International

French support for CAR operation fast eroding

French support for CAR operation fast eroding

January 05, 2014 | 11:01 PM
French troops from the 21st Marine Infantry Regiment (RIMA) of the Sangaris Operation conduct a joint patrol with Chadian troops in Bangui yesterday.

Reuters/Paris

French public support for France’s military intervention in Central African Republic is rapidly waning a month since Paris deployed troops to quell sectarian violence in its former colony, a poll showed yesterday.

Only 41% of those questioned were in favour of the operation, down from 51% shortly after Paris deployed 1,600 troops in the country, according to an Ifop poll.

Paris sent troops to Central African Republic, a country the size of France, to disarm Christian militias and largely Muslim Seleka rebels who ousted ex-President Francois Bozize in March.

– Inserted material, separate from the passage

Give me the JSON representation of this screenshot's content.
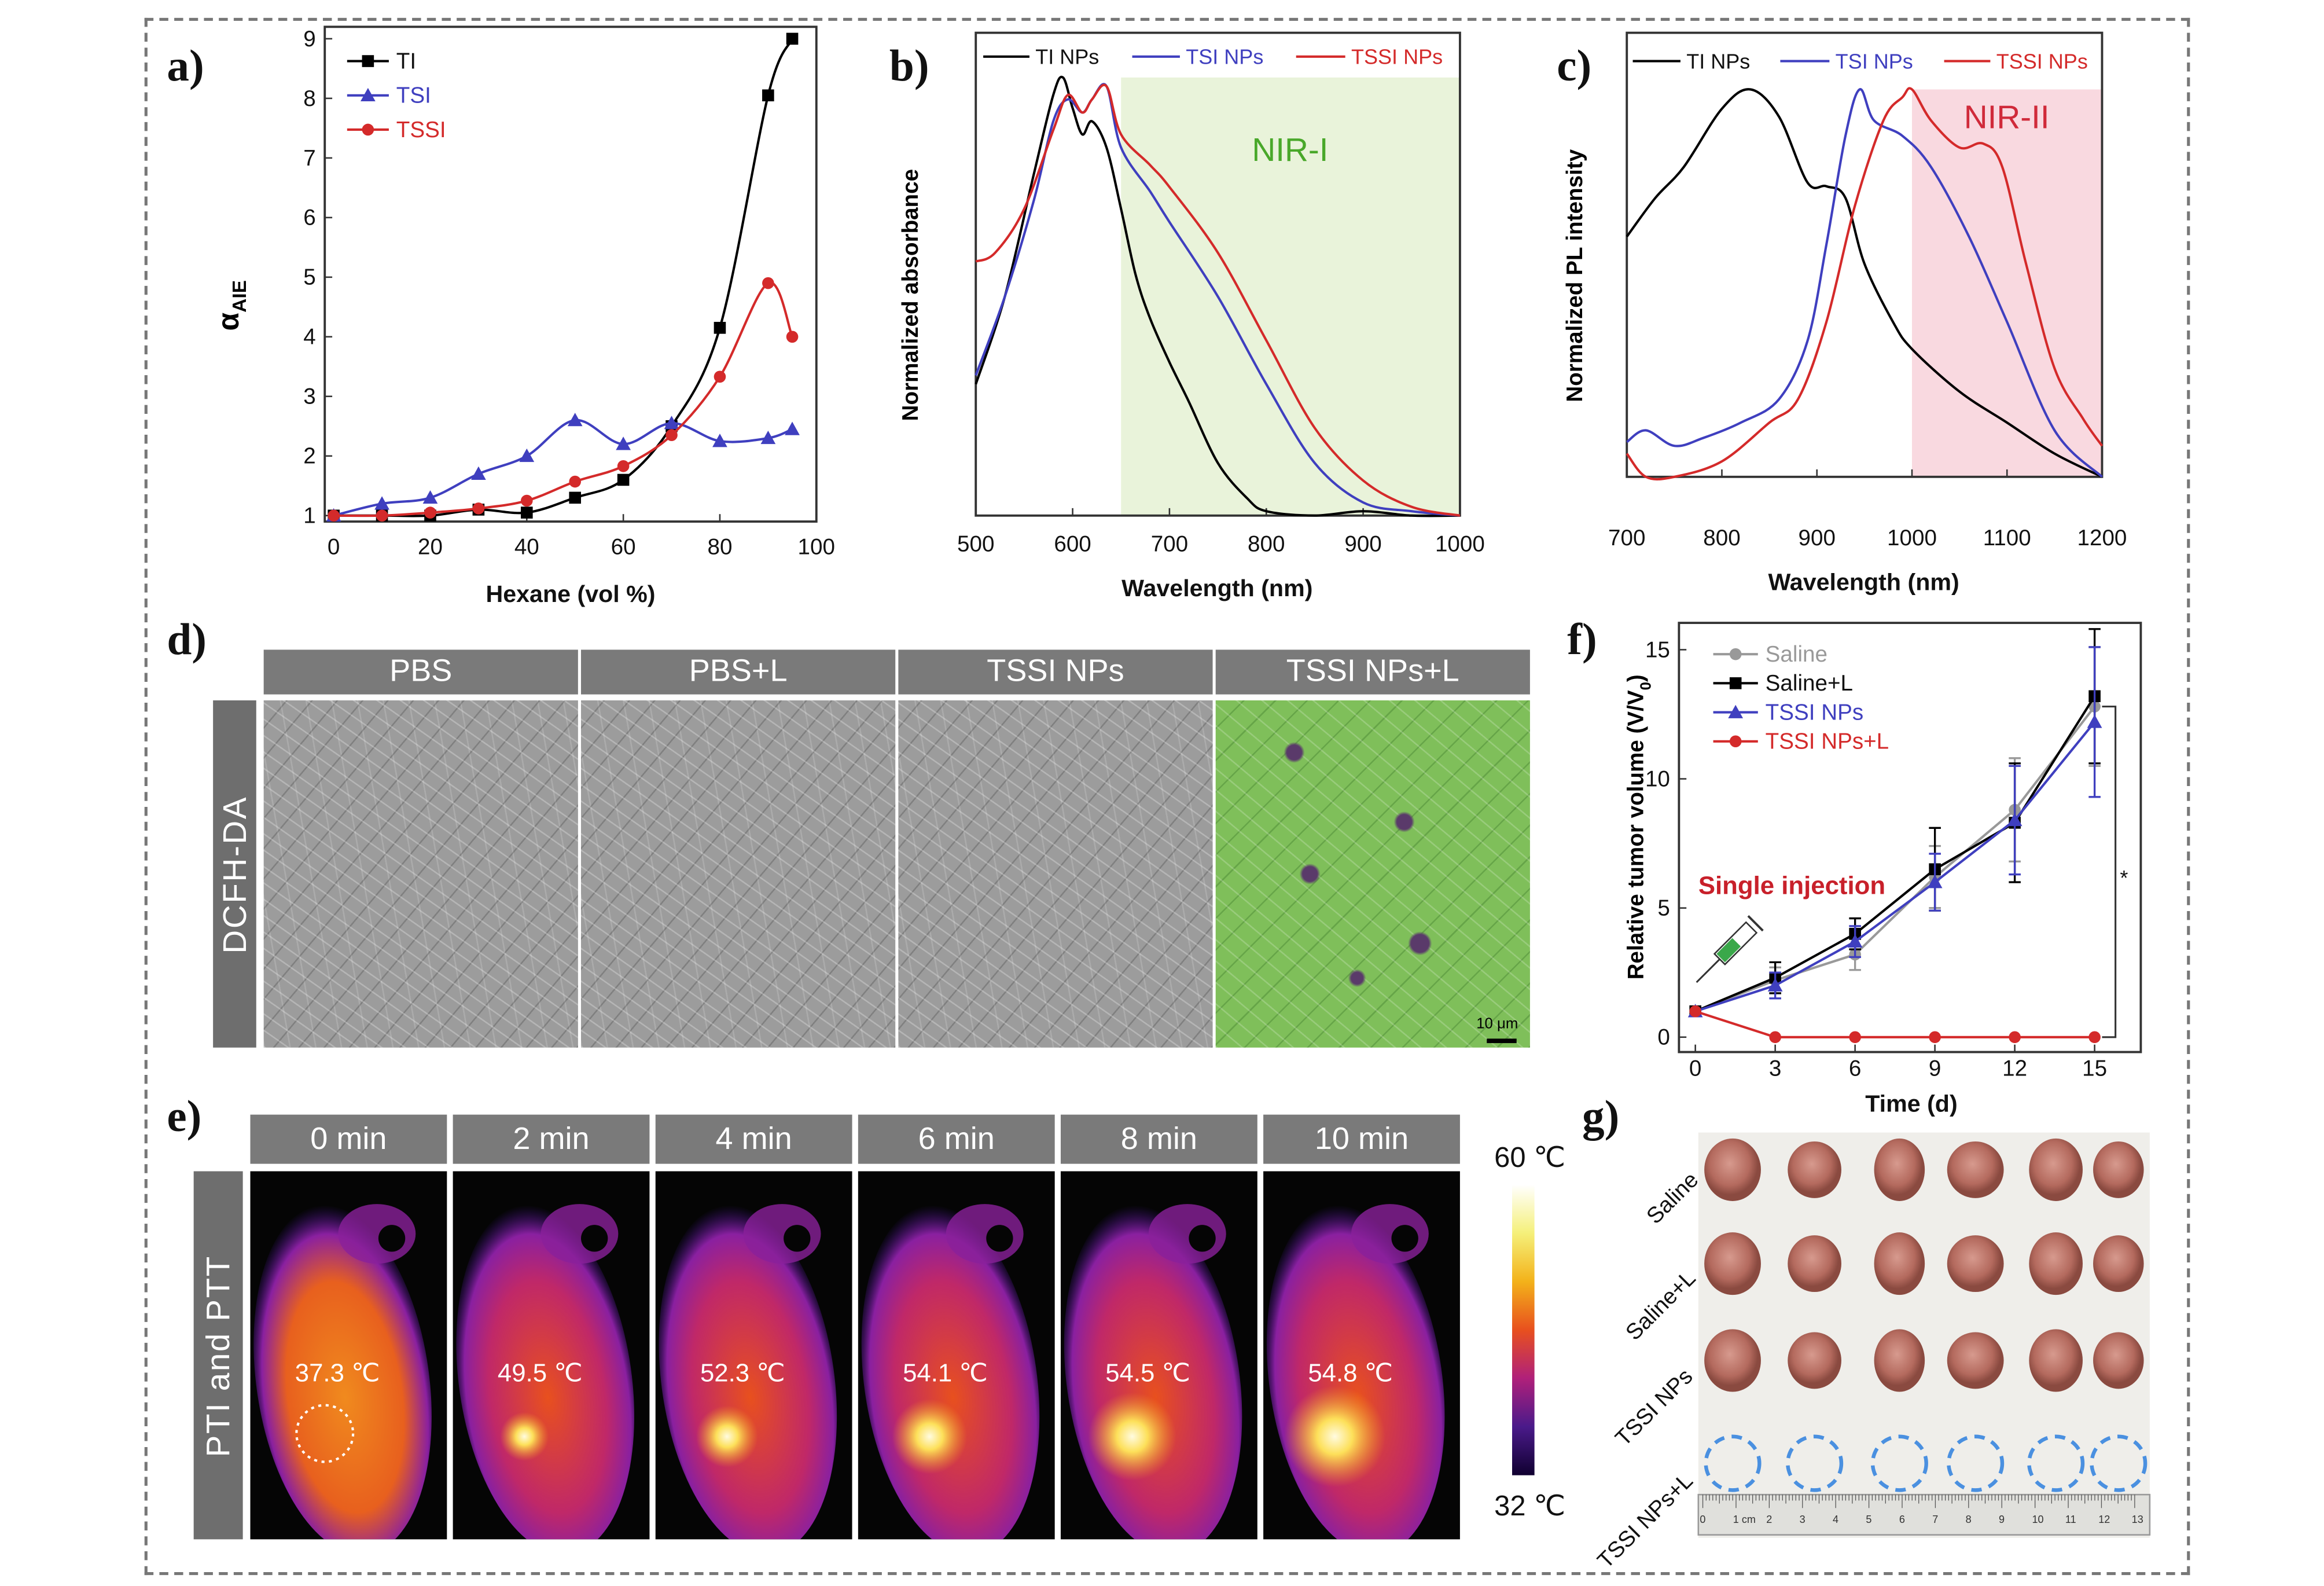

However, the deployment of the French troops and nearly 4,000 African Union peacekeepers has done little to contain the tit-for-tat violence between the religious communities, which has displaced nearly onemn people, according to the United Nation’s refugee agency.

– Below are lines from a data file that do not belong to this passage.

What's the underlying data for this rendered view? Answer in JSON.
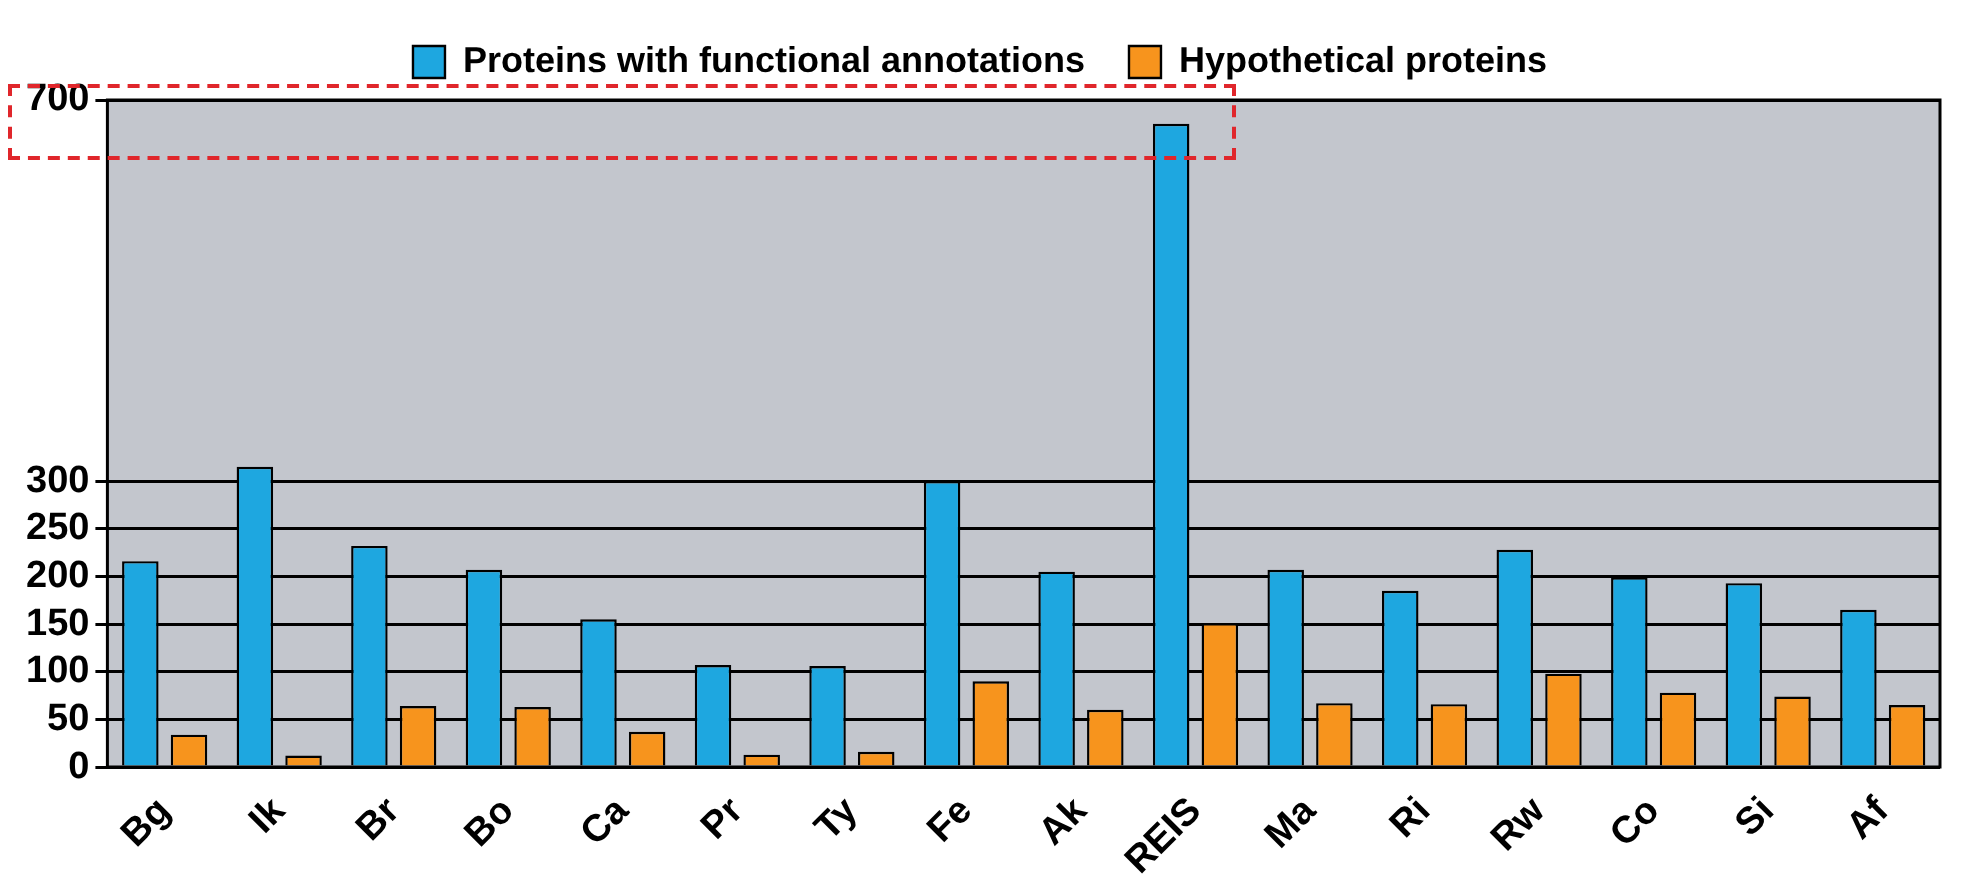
{
  "chart_data": {
    "type": "bar",
    "categories": [
      "Bg",
      "Ik",
      "Br",
      "Bo",
      "Ca",
      "Pr",
      "Ty",
      "Fe",
      "Ak",
      "REIS",
      "Ma",
      "Ri",
      "Rw",
      "Co",
      "Si",
      "Af"
    ],
    "series": [
      {
        "name": "Proteins with functional annotations",
        "color": "#1ea7e0",
        "values": [
          216,
          315,
          232,
          207,
          155,
          107,
          106,
          300,
          205,
          675,
          207,
          185,
          228,
          199,
          193,
          165
        ]
      },
      {
        "name": "Hypothetical proteins",
        "color": "#f7941d",
        "values": [
          34,
          12,
          64,
          63,
          37,
          13,
          16,
          90,
          60,
          151,
          67,
          66,
          98,
          78,
          74,
          65
        ]
      }
    ],
    "ylim": [
      0,
      700
    ],
    "yticks": [
      0,
      50,
      100,
      150,
      200,
      250,
      300,
      700
    ],
    "grid": "y",
    "legend": "top"
  }
}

 The Ifop poll also showed that a majority of French people still support France’s operation in Mali, launched in January last year to drive back militants threatening to seize Bamako.

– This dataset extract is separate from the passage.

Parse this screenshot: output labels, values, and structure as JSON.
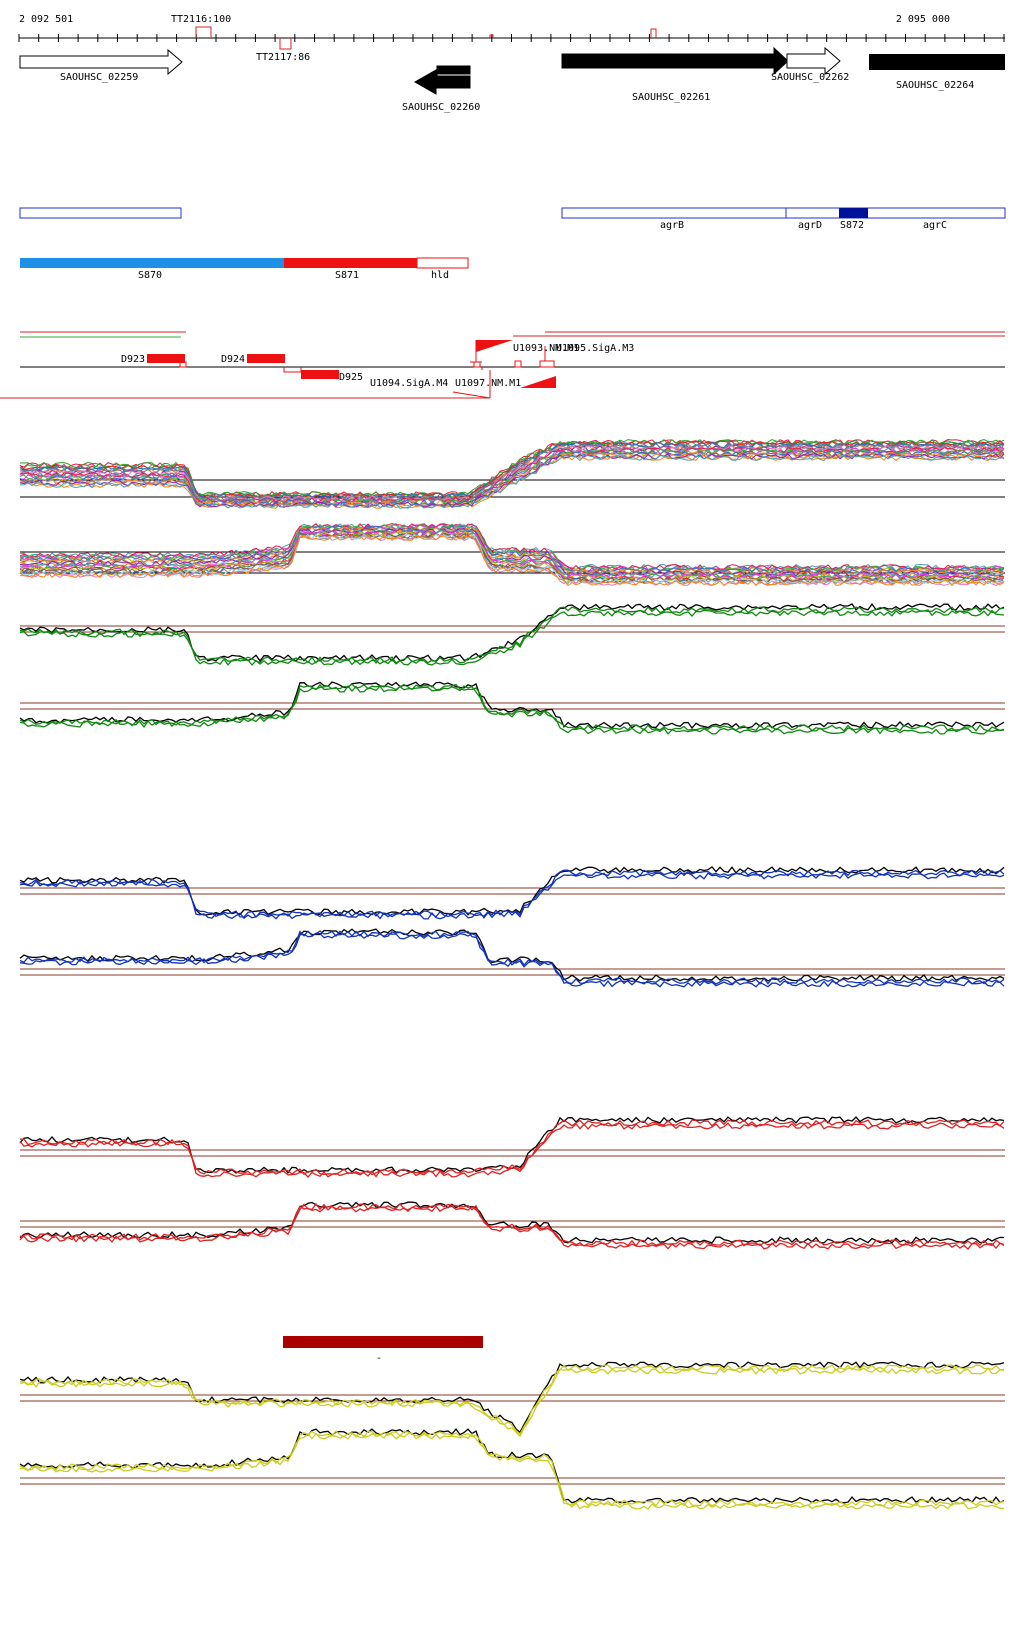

French Defence Minister Jean-Yves Le Drian dismissed some commentators’ growing worries that France was getting bogged down in Central African Republic, saying such concerns early on in the Mali operation had proved unjustified.

 “I’m convinced that once again in the Central African Republic history will prove them wrong,” he said in the text of a speech to French troops stationed in Chad.

Central African Republic, rich in diamonds, timber, gold and oil, has been racked by five coups and numerous rebellions since independence from France in 1960.

European Union nations are due to decide on a joint mission later this month after France requested help with specific missions such as protecting the airport in the capital of Bangui, providing security as well as medical and humanitarian assistance.

 A previous opinion poll showed that support for France’s action in Central African Republic dropped to 44% a week following the deployment, after two French soldiers were killed in a firefight during a patrol.

Some 1,000 people were surveyed in the latest Ifop poll that was conducted between December. 27 and January. 2.

Chad’s President Idriss Déby Itno on Friday vowed that attacks on Chadian nationals in the restive Central African Republic would not go “unpunished”.

While visiting families repatriated to Ndjamena, Deby said that “attacking women and children, and targeting Chadians, assassinating, killing them is intolerable,” according to an AFP correspondent at the scene.

“Those who attack Chadians and continue to attack them, those who kill Chadians and continue to kill them, will not go unpunished, I assure you, whatever the means,” Deby told them without elaborating.

Deby also appealed for national solidarity to help the roughly 12,000 Chadians—mostly women and children—who have been repatriated from violence-wracked Central Africa and who are being received back home at four planned centres.

He noted that, since 1995, Chad has lost 23 soldiers in the neighbouring country and he said there was a further loss of an unknown number of Chadian nationals.

Chad’s role in the African peacekeeping force MISCA in the capital Bangui has come into question for allegedly failing to be neutral in the growing sectarian conflict.

Chadian soldiers have been accused by Christians of supporting the mostly Muslim ex-rebels of the Seleka movement, which carried out the March coup that installed their leader Michel Djotodia as Central African president.

In return, Christian vigilantes have attacked Muslims, and a cycle of deadly revenge attacks has displaced thousands and sent others fleeing the country.